Matthew’s story is also about the lack of room for this Messiah. It is about a world that is hostile to a different way of being, a different set of priorities. From the beginning the world seeks to have its way with God’s plans for us.

Our Gospel for the Sunday after Christmas is a difficult one. I debated doing this bible study about the Christmas story, which will be the scripture for Friday night. But in the end decided to stick with the routine and prepare you for Sunday worship. But let me issue the parental advisory warning before inserting the text. Some scenes may be difficult for sensitive viewers. Read at your own risk.


Matthew 2:13-23 Now after they had left, an angel of the Lord appeared to Joseph in a dream and said, "Get up, take the child and his mother, and flee to Egypt, and remain there until I tell you; for Herod is about to search for the child, to destroy him." 14 Then Joseph got up, took the child and his mother by night, and went to Egypt, 15 and remained there until the death of Herod. This was to fulfill what had been spoken by the Lord through the prophet, "Out of Egypt I have called my son." 16 When Herod saw that he had been tricked by the wise men, he was infuriated, and he sent and killed all the children in and around Bethlehem who were two years old or under, according to the time that he had learned from the wise men. 17 Then was fulfilled what had been spoken through the prophet Jeremiah: 18 "A voice was heard in Ramah, wailing and loud lamentation, Rachel weeping for her children; she refused to be consoled, because they are no more." 19 When Herod died, an angel of the Lord suddenly appeared in a dream to Joseph in Egypt and said, 20 "Get up, take the child and his mother, and go to the land of Israel, for those who were seeking the child's life are dead." 21 Then Joseph got up, took the child and his mother, and went to the land of Israel. 22 But when he heard that Archelaus was ruling over Judea in place of his father Herod, he was afraid to go there. And after being warned in a dream, he went away to the district of Galilee. 23 There he made his home in a town called Nazareth, so that what had been spoken through the prophets might be fulfilled, "He will be called a Nazorean."

Unlike Luke, Matthew never says outright “there was no room for them.” But it seems to be written in every verse. There was no room for them in a world of violence and corruption. There was no room for them in a hometown ruled by a bloodthirsty tyrant. There was no room for them in a land that was a daily reminder of slavery and suffering. There was no room for them in a new hometown that was out on the edge of where the “good people” they grew up with lived.

But God was determined to make room. At so many points in this event it all could have come crashing down. There were those who could have said no, there were those who could have taken life of God’s instruments, it seemed such a fragile house of cards. And yet it was how God chose to work. And this was - and is - the world God chose to work in. Thanks be to God.
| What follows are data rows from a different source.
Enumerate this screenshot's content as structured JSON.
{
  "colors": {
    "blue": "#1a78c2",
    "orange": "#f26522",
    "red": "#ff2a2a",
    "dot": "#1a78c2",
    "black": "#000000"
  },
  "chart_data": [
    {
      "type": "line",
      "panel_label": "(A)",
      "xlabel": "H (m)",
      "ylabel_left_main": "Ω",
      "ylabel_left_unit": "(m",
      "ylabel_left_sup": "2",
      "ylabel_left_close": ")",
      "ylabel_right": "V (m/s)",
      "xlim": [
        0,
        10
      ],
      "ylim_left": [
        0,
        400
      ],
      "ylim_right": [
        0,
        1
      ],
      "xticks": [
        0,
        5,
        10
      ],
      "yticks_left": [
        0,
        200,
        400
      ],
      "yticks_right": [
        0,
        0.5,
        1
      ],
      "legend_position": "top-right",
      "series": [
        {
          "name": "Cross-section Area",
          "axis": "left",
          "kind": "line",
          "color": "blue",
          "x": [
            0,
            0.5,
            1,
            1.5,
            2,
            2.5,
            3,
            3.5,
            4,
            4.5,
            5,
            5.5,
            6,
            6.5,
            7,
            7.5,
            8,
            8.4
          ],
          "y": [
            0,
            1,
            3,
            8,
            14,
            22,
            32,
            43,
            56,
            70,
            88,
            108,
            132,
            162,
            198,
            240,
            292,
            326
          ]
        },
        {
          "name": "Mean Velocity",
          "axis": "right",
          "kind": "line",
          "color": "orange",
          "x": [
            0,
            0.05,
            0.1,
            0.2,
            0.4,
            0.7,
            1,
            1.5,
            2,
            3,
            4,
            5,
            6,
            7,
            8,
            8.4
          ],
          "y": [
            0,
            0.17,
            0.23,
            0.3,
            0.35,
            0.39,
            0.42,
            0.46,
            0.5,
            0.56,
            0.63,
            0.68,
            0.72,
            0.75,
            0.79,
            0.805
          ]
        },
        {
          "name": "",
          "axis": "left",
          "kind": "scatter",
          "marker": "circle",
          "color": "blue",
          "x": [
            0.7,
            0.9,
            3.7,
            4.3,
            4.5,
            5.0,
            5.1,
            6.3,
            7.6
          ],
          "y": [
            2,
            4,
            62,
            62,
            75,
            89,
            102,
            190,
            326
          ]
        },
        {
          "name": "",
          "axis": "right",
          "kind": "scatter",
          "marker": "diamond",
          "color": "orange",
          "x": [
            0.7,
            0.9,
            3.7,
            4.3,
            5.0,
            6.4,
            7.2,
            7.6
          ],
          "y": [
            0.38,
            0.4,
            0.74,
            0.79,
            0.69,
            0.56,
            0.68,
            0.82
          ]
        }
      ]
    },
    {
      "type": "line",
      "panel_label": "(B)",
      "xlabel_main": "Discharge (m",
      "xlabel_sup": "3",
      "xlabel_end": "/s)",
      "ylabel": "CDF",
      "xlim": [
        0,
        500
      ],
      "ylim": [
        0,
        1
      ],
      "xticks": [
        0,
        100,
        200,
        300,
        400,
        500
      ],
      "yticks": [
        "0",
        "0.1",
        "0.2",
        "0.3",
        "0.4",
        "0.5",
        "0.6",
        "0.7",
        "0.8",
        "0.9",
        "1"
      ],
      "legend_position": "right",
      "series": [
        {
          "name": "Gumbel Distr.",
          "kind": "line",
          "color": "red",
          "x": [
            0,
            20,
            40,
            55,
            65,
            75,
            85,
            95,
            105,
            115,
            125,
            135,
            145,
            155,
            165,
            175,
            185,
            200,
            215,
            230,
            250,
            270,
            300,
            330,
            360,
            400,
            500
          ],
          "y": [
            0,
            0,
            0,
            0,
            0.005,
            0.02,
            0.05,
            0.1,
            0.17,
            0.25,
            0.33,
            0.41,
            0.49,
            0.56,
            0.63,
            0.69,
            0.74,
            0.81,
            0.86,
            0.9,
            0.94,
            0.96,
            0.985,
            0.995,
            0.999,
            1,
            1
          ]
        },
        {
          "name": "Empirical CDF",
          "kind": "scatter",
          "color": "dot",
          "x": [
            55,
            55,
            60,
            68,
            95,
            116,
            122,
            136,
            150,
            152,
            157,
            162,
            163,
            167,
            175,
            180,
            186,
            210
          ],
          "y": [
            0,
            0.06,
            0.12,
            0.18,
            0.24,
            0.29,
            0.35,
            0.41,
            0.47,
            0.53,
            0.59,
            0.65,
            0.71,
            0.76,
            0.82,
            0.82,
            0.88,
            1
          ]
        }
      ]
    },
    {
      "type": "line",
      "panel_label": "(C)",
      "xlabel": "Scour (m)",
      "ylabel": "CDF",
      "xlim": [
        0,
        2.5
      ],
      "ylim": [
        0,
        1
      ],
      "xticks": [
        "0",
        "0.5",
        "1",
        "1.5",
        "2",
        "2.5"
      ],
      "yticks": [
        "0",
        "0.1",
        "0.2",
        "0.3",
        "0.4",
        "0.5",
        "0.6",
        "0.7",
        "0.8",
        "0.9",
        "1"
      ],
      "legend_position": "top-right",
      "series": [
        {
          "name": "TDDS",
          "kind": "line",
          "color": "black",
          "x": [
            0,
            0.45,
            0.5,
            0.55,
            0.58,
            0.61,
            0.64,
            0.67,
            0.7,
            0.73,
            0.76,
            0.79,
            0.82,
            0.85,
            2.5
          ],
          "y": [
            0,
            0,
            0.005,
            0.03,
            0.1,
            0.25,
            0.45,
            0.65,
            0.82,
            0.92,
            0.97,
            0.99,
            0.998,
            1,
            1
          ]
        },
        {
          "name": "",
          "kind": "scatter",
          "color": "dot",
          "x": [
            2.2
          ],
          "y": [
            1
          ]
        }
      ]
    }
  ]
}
To say it is a messy world is an enormous understatement. But it is also to acknowledge that it is a world in need of saving. There is a lot in this story we don’t understand, and that Matthew doesn’t explain as he tells it. Why not send all the families of children running for their lives? Why not throw a bubble of protection over the innocents who are slaughtered in this story? We can tie ourselves up in knots trying to explain, trying to answer for God’s actions. We can’t do it with the gospel story any more than we can do it with modern day tragedies - natural disasters or human inhumanity.

So, if there aren’t answers here in this story in Matthew, what is there? Hope. Promise. A Savior. That is what Matthew offers here. Not answers, not explanations. Just hope.

Did you hear a thread in the song “No Room” I quoted earlier? A small opening, a grasping for hope. The innkeeper’s song powerfully depicts the burdens of living, but also a cry for help. Maybe it is offhand, maybe it is done with a sneer, or worldly cynicism. But it is there. “'Cause I'm cold, and tired of working my whole life away, / Every hand, needing one thing more, comes knocking at my door, / I got a hundred people screaming out my name, and I can't care no more, / You come, needing more when I got nothing, / What can you give me? Can you save me?”

To that plea Christmas comes and answers “Yes!”